Still, if the company -- which now employs about 60 people -- ever does go public, Sunden estimates her summer stock options could be worth between $20,000 and $30,000 -- a nice payout for a summer job.

Although there's no standard for measuring the value of summer options, hardly any students expect an Akamai-like payout.
So how much equity should a short-termer expect?



 Summer Interns Weigh Options - II

Probably not a lot, said Travis Bowie, co-founder of the student portal site college411, who gave stock options to five Stanford undergrads working at his start-up company.

Firms that fund start-ups tend to frown on the practice of giving large options grants to short-termers, Bowie said. In most cases, companies offer somewhere in the range of a couple of hundred to a thousand options -- enough to motivate interns but nothing that will make them rich.
Bowie didn't say how many options student workers at his company get, but said it's "relatively small compared to what other employees are getting."

Silicon Valley companies, which have traditionally offered options to full-time employees, are seen as leading the way in extending stock offers to student workers. But it's certainly not an exclusively Northern California phenomenon.
This year's job seekers are a sharp contrast to students looking for internships just two or three years ago, who never really expected to get stock options for summer posts, said Steve Lubrano, head of career services for Dartmouth's Tuck School of Business Administration.

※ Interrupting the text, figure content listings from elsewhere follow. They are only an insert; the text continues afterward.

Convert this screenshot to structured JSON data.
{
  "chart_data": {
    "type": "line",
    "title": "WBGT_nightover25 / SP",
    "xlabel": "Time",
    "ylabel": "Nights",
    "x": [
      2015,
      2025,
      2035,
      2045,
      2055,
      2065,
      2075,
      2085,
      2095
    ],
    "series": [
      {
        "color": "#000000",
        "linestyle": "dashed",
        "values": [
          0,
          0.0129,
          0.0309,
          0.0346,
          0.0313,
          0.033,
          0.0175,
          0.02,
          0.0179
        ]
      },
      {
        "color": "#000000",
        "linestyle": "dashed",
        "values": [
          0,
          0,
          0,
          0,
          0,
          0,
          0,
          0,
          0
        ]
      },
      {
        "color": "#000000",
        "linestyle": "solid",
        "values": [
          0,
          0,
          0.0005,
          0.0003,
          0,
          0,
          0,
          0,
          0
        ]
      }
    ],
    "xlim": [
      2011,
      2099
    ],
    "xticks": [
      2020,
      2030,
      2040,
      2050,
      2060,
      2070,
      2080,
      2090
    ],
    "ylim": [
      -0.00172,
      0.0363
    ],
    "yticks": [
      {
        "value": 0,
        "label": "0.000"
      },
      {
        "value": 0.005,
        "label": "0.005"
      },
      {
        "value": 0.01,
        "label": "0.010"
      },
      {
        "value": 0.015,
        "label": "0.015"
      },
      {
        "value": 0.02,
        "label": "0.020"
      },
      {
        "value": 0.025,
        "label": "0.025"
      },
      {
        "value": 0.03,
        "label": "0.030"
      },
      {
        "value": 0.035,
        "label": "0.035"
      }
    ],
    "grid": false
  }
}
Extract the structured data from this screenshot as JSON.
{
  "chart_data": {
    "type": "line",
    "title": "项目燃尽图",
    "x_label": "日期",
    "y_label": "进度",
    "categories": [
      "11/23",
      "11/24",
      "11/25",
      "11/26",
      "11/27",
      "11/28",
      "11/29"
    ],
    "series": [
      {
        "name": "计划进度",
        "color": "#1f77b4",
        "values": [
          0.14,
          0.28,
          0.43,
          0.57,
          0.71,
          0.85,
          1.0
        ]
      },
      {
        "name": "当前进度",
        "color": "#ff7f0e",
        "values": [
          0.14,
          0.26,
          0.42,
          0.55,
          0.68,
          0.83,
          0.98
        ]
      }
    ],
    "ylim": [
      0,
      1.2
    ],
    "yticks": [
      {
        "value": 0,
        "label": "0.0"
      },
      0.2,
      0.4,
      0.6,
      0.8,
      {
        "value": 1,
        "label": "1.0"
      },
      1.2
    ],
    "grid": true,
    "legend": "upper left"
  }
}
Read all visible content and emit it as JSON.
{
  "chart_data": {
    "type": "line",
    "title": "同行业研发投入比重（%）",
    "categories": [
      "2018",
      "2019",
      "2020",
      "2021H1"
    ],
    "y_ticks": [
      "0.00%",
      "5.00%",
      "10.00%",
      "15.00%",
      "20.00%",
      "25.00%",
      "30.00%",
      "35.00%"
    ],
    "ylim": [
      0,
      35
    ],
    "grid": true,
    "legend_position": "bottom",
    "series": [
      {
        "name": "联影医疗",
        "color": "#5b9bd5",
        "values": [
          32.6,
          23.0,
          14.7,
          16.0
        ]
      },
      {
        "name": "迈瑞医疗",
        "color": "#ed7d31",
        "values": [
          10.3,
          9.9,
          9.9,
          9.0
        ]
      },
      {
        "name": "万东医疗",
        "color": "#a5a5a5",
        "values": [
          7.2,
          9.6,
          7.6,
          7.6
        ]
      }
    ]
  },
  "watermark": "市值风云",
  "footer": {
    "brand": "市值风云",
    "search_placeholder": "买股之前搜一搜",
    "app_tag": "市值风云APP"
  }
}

And even though such grants are getting increasingly common, there are still few stories of them actually paying off.
"What you see is a lot of students who have options in companies that haven't reached the public market yet," said Bowie, 23, who graduated from Stanford this year and saw a lot of his classmates get equity in so-called pre-IPO companies.

But students say they're willing to wait. And while a chance to cash in would be nice, it's not their main motivation for taking a Net job.
"I valued the experience, and the options were a nice sweetener," said Vladimin Kuznetsov, a student at Wharton School of Business, who took a summer job at Allegis, a business-to-business e-commerce company.
"I didn't ask for options, but I was offered them, and I thought it was nice," he said.